Maya gave him a peculiar look. He shook his head in response to her unspoken question, kissing Maya’s forehead.
“Will you come?” Maya asked gently. “It’s going to be okay. I’m not going to tell you there’s nothing to be afraid of. Kitty didn’t put that really well, but then most of the demons like her as much as the rest of us do, so she’s at the least risk. But most of the things that you’re afraid of right now, those you don’t have to be afraid of. It doesn’t have to be bad just because some of us are sometimes dark. Give us a chance.”
“Do I have a choice?” Caroline asked Madoc.
“You always have a choice, my dear,” Madoc said. “All those choices have consequences.”
Caroline gazed at the gate, closed but unlocked. She didn’t think Madoc or Maya would stop her.
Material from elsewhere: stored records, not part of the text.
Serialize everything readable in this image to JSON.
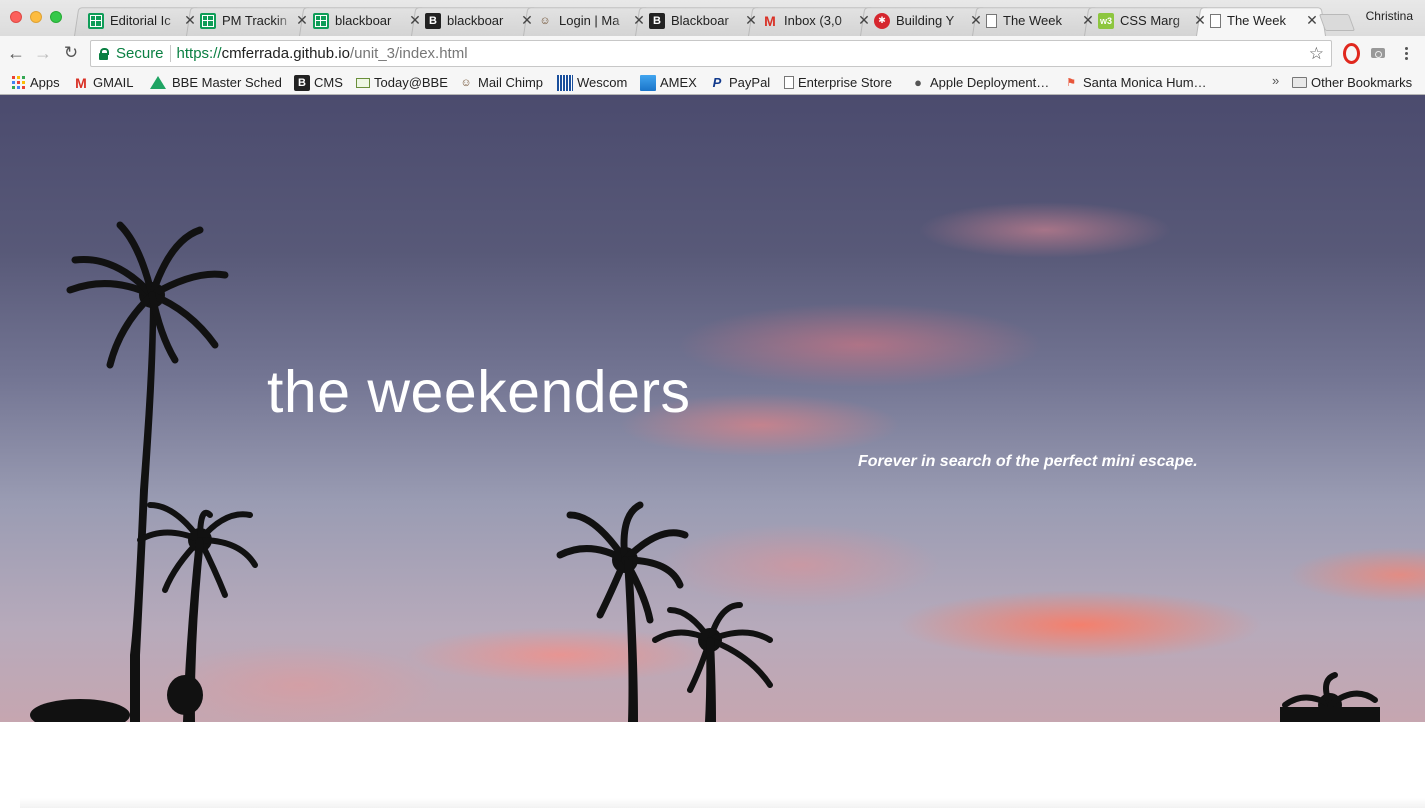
{
  "window": {
    "profile_name": "Christina"
  },
  "tabs": [
    {
      "title": "Editorial Ic",
      "icon": "sheets-icon"
    },
    {
      "title": "PM Trackin",
      "icon": "sheets-icon"
    },
    {
      "title": "blackboar",
      "icon": "sheets-icon"
    },
    {
      "title": "blackboar",
      "icon": "blackboard-icon"
    },
    {
      "title": "Login | Ma",
      "icon": "mailchimp-icon"
    },
    {
      "title": "Blackboar",
      "icon": "blackboard-icon"
    },
    {
      "title": "Inbox (3,0",
      "icon": "gmail-icon"
    },
    {
      "title": "Building Y",
      "icon": "building-icon"
    },
    {
      "title": "The Week",
      "icon": "document-icon"
    },
    {
      "title": "CSS Marg",
      "icon": "css-icon"
    },
    {
      "title": "The Week",
      "icon": "document-icon",
      "active": true
    }
  ],
  "toolbar": {
    "secure_label": "Secure",
    "url_scheme": "https://",
    "url_host": "cmferrada.github.io",
    "url_path": "/unit_3/index.html"
  },
  "bookmarks": {
    "items": [
      {
        "label": "Apps",
        "icon": "apps-grid-icon"
      },
      {
        "label": "GMAIL",
        "icon": "gmail-icon"
      },
      {
        "label": "BBE Master Sched",
        "icon": "drive-icon"
      },
      {
        "label": "CMS",
        "icon": "blackboard-icon"
      },
      {
        "label": "Today@BBE",
        "icon": "mail-icon"
      },
      {
        "label": "Mail Chimp",
        "icon": "mailchimp-icon"
      },
      {
        "label": "Wescom",
        "icon": "wescom-icon"
      },
      {
        "label": "AMEX",
        "icon": "amex-icon"
      },
      {
        "label": "PayPal",
        "icon": "paypal-icon"
      },
      {
        "label": "Enterprise Store",
        "icon": "document-icon"
      },
      {
        "label": "Apple Deployment…",
        "icon": "apple-icon"
      },
      {
        "label": "Santa Monica Hum…",
        "icon": "flag-icon"
      }
    ],
    "overflow": "»",
    "other_bookmarks": "Other Bookmarks"
  },
  "page": {
    "title": "the weekenders",
    "tagline": "Forever in search of the perfect mini escape."
  },
  "colors": {
    "secure_green": "#0b8043",
    "tab_bar": "#dcdcdc",
    "sky_top": "#4b4b6e",
    "cloud_pink": "#ff7a5f"
  }
}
She could get a head start.
Then she remembered the dangerous emptiness in the Ringmaster’s expression and the fire behind the steel traps of his dark eyes. If she never had to see his eyes again, it would be too soon. In the ring, he had clutched the whip in his hand the whole performance. It had been more of an accessory at the time. He hadn’t used it against anyone. But his grip had molded to the handle as though it had been made for him.
She thought of that emptiness and replaced it with anger, his powerful body driving the whip over her naked back.
Caroline lowered her head, but she let Madoc and Maya take her away. She didn’t scream for help. Nor did her appetite suffer.